Eugene Leitl wrote:
> email@example.com writes:
> Well, there seem to be at least 20 Mt water buried at the
> pole(s). Let's await the Lunar Prospector crash, perhaps if we're
> lucky we'll see some water spectroscopically.
> Using it for fuel would be somewhat wasteful, though. Otoh, there is
> no telling how much water ice a comet core has, the difficulties to
> capture it and spin it down to lunar surface are not so very small
A ban on removing water from the Moon would be the only environmental law I could think of for space.
> > As of a couple of years ago the leading contendor was a mixture of aluminum
> > powder and liquid oxygen; it's not very efficient, but good enough to get
> > you to lunar orbit and/or heading back to Earth with a reasonable mass
> > ratio.
> The very best fuel on the Moon is obviously a linear motor/mass
> driver. One needs to make a ramp (using the best angle, which?)
No angle, makes your perigee the surface.
> regolith/solar-oven made regolith glass bricks, and create a means of
> fabricating PV arrays (maybe just sputtering appropriately doped (made
> in situ or imported) silicon on lunar soil glass panes, which can be
> made by melting the surface of finely powdered regolith, giving time
> to anneal/cool and then simply lift them off the powder surface). I am
> not sure if lunar soil (without adding cryolith) is suitable for melt
> electrolysis, one can certainly use hydrogen (from polar ice)
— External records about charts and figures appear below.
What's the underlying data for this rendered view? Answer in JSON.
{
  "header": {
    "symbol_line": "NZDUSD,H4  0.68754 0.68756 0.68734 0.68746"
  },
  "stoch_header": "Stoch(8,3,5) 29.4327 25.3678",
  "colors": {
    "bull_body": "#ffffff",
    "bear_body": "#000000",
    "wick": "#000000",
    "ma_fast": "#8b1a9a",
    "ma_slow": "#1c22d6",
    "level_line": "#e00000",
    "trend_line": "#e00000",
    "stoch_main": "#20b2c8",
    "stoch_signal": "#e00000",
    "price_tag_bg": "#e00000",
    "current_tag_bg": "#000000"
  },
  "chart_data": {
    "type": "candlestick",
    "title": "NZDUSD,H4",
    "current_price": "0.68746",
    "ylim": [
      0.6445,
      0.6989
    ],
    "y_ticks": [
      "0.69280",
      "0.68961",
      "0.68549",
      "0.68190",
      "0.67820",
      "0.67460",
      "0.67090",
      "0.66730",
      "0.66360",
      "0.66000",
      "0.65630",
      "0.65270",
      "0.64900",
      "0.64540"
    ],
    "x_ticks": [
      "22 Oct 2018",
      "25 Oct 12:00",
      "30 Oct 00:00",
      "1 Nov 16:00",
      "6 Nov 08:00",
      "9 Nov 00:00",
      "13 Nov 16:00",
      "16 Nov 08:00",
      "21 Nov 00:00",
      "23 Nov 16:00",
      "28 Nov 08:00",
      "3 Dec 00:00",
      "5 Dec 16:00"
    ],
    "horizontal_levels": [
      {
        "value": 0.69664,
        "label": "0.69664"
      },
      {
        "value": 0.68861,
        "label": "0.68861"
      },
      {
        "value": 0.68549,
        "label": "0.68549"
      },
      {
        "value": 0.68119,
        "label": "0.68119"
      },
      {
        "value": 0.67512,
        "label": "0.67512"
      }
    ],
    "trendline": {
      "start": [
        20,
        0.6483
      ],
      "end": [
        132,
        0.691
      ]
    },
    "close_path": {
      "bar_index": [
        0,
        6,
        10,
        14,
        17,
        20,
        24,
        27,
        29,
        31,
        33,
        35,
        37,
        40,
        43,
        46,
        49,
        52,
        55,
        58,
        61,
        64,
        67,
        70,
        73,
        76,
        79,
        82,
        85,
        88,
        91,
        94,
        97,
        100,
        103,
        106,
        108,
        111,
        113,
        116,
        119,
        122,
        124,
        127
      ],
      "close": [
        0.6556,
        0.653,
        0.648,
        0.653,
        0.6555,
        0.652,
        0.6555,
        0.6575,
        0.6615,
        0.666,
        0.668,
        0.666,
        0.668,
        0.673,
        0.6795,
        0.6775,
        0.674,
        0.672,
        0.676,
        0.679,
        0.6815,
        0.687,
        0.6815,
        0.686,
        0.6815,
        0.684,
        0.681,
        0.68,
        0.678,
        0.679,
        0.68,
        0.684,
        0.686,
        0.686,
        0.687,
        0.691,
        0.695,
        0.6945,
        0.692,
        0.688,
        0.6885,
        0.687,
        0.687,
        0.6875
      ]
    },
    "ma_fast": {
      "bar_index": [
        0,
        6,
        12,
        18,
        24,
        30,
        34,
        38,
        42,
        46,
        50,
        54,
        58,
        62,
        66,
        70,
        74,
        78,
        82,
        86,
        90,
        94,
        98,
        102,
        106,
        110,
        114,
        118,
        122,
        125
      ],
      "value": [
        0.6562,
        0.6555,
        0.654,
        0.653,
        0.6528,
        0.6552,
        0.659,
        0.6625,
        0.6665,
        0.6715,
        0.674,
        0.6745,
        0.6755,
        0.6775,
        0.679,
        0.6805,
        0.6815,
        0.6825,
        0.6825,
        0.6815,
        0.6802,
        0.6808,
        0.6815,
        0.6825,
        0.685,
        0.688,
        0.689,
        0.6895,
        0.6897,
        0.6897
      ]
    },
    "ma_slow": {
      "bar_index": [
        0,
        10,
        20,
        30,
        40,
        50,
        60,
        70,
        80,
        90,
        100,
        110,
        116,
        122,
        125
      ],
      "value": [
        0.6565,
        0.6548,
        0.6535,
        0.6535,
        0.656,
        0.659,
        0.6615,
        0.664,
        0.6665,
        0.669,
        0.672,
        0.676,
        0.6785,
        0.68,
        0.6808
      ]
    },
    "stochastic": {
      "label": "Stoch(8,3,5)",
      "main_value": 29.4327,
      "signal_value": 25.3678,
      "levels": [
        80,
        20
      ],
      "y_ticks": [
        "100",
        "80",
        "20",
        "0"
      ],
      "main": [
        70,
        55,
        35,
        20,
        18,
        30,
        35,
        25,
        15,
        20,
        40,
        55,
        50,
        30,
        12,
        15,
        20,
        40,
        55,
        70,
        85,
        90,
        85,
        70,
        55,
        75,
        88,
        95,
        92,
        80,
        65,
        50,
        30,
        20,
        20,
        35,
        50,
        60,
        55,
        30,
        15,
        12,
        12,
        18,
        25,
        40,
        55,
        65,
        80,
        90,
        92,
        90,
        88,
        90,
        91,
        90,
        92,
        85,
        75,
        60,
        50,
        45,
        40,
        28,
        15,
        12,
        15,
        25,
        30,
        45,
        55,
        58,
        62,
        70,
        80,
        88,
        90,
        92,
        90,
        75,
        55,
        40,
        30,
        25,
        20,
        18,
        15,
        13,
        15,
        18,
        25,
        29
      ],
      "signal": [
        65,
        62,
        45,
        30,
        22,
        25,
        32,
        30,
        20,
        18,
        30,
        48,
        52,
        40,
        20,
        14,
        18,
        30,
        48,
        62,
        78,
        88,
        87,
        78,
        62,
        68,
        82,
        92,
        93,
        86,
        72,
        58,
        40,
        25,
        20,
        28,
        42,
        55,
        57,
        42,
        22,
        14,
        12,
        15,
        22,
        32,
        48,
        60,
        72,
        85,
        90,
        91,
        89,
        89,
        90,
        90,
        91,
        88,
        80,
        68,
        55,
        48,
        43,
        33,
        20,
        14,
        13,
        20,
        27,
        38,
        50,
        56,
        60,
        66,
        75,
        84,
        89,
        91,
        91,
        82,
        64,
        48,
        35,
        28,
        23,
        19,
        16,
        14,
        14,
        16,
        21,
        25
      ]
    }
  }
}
> reduction to get at the iron (see according NASA papers).
heating regolith to about 600 deg C causes it to outgass its oxygen.
> Another nice point about a linear mass driver is that in the simplest
> implementation it is just a linear array of identical modules:
> solenoids, high-voltage capacitors and control logic (could be made as
> "vacuum tubes", as even process-contaminated vacuum is probably better
> than what is inside your CRT). Optimal for automated
> mass-production. With time doubtlessly different techniques will be
> developed: wet metallurgy, electron beam ovens, massively parallel
> preparative mass spectroscopy for separation, on the long run even
> nanotechnological methods, which would be obviously best.
> By firing 10 kg packets each minute it could put 14 t/day, or 5
> kT/year of material into orbit. And I guess these are very
> conservative estimates.
> What most astonishes me most is how little attention this angle of
> attack receives. Space simulator chambers are a lot cheaper than
> shooting the stuff in orbit to test. Also, Earth gravity arguably
> reflects lunar situation better than microgravity conditions (these
> will be necessary for asteroid processes though).
O'Neil's space colonization study was the opus on this area.